Another conflict occured when students were finding the median. They once again focused on only the sibling-column or the frequency column, but more students this time used the original data and got that the median was 2. This solution was presented to the whole class. A moment later I asked the class how we could avoid writing out the original data ("what if there were 1000 students in this class?") and one student responded that we should average the middle numbers in the frequency column: (6+4)/2=5.
She, and other students, seemed unaware there was a conflict between this answer and the one they knew was right, because they'd gotten it from the original data. So I pointed it out and once again gave the class time to discuss other strategies to use the table. We were running out of time, however, so I wrapped it up rather too quickly by having one student explain his (correct) way of thinking.
Lessons learned:
- I wasn't aiming for a conflict and discussion feel to this class, hadn't planned any of it, but took the opportunities that presented themselves because I'd read up on this method the day before. It's nice to see that not all improvements in teaching need to be painstakingly planned.
- Planning would have helped, however. For one, the data could have been such that all common mistakes produced answers that were clearly in conflict with the data. Then I would not have needed to tell the students there was a conflict, they would have noticed it themselves.

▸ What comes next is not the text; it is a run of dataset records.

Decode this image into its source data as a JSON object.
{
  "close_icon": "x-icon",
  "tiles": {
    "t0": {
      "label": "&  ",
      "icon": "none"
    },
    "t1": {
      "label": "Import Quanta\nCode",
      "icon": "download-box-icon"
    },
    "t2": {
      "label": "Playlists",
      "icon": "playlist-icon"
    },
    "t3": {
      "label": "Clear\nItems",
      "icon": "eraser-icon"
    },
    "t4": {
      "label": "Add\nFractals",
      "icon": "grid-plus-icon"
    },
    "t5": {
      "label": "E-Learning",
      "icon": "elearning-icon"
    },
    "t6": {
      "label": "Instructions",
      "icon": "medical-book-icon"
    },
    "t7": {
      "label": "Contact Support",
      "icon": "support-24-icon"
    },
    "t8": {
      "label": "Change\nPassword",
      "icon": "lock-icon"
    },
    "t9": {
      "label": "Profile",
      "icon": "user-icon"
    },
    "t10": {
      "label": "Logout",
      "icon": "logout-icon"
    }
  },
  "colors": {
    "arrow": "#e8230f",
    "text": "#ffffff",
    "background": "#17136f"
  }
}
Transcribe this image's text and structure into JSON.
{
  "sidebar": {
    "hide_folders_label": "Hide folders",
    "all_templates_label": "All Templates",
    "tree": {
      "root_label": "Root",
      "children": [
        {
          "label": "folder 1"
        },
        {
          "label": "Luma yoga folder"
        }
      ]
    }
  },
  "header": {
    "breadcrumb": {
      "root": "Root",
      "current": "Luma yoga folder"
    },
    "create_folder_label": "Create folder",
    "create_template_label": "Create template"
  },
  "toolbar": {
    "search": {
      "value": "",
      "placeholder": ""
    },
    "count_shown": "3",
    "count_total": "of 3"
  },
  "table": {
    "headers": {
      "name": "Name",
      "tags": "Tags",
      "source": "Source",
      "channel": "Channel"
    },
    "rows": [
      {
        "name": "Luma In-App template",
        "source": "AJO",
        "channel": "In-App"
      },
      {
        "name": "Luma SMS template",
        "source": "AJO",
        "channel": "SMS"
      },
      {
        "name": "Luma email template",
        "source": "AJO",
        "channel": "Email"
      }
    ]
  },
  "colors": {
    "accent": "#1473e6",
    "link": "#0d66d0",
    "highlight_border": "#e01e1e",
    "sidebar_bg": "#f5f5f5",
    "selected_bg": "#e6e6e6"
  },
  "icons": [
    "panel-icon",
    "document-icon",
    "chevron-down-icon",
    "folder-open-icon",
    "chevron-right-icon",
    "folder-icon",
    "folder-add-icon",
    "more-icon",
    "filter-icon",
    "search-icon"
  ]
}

- A conflict very obvious to me may not be obvious to the students. Some teacher guidance, or carefully orchestrated group work, is therefore necessary to expose the conflicts and make them available for discussion.
- Multiple representations are a problem for students: on one hand, they can easily move from data to frequency table to column chart - but I shouldn't assume they can go the other direction or that they recognize when one representation is in conflict with another.
- Students were very on-task and seemed more interested than usual. They had started this lesson expecting boring-ol-stats again, but then were lively and active throughout the lesson in a way I haven't seen from this group before.
- Discussion took time. I let it. We were going to "cover" range and standard deviation this class, too, but that just didn't happen. On the other hand, maybe the students will now have more solid understanding of frequency tables which will allow us to not spend as much time on measures of spread.
>the data could have been such that all common mistakes produced answers that were clearly in conflict with the data.
ReplyDeleteBut part of what made it work was that the data was theirs.
I'm not sure planning could have made the data better.
I like how this turned out.
Wow! I love how you "storified" this. You should film it!
ReplyDeleteI'm not a teacher, but are you sure about this "lesson learned":
"the data could have been such that all common mistakes produced answers that were clearly in conflict with the data."
How about that you needed a second set of more obvious data to test theories against it?
I'm curious, how long did it take to write this superb blog post?
Carl from BuzzMath
Sue and Carl-Alexandre, thanks for the feedback! Yes I also liked that the data was "their own", because it helps them get a feel for the numbers. I really like the suggestion to use a second set of data (provided by me, such as "I asked the other class and they had this many siblings") to test the students methods against. Great idea!
ReplyDeleteThis didn't turn out to be a "quick update" like I intended. But maybe it took 30 minutes to write? I'm not sure.
Carl-Alexandre, just out of curiosity: if you're not a teacher, what is your interest in reading teacher blogs?